Resin seals the gap between the commercial and biological dispense tips to prevent leakage. The custom 3D bioprinter has a vertical arm that lifts the nozzle up and down and a horizontally moving “stage” at the bottom that acts as the printing canvas.
In tests, the team found the necroprinter could generally handle commercial inks used for bioprinting, although the proboscis tore if the liquid ran through too quickly. Similar to a tiny straw, the system also failed if the ink clogged at the bottom and ruptured that end. Balancing the speed of ink released from the nozzle and the speed of nozzle movement took calibration.
Imbalance of those forces generated a pressure buildup, “ultimately leading to either gushing of ink or catastrophic rupture of the mosquito proboscis,” the team wrote.
But once the parameters were dialed in, the necroprinter performed accurately and predictably. It readily printed lines roughly 20 micrometers in width, outperforming state-of-the-art nozzles. It also managed to precisely print more complex shapes such as honeycombs and maple leaves.
The microscopic structures surpassed the resolution capabilities of standard metal and plastic dispense tips, wrote the authors.
A third demo used a bioink containing cancer or red blood cells. The necroprinter generated structures laden with cells, which remained alive and healthy. Finally, the printhead showed promise for high-resolution drug delivery. Loaded with hydrogel, it deposited the material into pig skin at extremely low volumes that mimicked therapeutic delivery.
Compared to engineered 3D printheads, a mosquito proboscis is highly consistent in inner diameter and wall thickness.
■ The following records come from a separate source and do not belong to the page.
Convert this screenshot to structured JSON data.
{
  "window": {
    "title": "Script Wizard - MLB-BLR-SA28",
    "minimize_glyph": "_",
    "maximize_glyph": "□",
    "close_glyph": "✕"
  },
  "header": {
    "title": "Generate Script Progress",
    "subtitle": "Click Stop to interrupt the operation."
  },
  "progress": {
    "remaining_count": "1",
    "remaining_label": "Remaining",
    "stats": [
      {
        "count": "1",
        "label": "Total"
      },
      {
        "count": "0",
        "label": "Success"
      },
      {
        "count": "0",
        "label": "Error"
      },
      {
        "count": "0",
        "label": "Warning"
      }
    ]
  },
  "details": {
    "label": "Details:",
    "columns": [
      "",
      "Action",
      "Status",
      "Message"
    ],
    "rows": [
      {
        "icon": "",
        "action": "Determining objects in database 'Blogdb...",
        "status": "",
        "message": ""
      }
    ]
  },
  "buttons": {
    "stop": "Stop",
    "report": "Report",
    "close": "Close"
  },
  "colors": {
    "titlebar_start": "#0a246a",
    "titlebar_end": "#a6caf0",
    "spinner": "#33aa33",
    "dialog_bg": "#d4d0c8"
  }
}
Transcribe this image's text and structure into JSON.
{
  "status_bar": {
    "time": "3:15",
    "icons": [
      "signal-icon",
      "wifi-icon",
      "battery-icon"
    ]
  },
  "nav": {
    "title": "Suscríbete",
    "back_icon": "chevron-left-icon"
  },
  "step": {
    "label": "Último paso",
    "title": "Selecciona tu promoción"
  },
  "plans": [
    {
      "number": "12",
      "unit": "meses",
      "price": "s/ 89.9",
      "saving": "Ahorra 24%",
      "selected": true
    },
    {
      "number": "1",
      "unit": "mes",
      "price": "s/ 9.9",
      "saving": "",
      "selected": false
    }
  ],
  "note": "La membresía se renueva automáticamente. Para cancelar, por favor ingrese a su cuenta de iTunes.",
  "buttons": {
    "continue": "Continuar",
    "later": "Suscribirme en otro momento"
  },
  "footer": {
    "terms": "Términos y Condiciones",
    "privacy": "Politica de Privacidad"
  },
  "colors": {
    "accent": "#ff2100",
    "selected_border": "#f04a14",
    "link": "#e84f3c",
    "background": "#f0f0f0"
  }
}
It’s also very affordable. According to the team, it costs just two cents to raise a single mosquito, and assembling a necroprinting dispense tip is less than a dollar.
However, because the tips contain biological tissue they may not be as long-lasting as plastic components. Initial tests found they last for about nine days on the counter and at least a year stored in a freezer. The nozzles also operate in temperatures comfortable for mosquitoes (roughly 20 to 30 degrees Celsius or 70 to 85 degrees Fahrenheit), but extreme shifts can cause catastrophic failure. The team is now mapping temperature boundaries.
Despite potential roadblocks, the system shows the promise of integrating biological material into advanced manufacturing.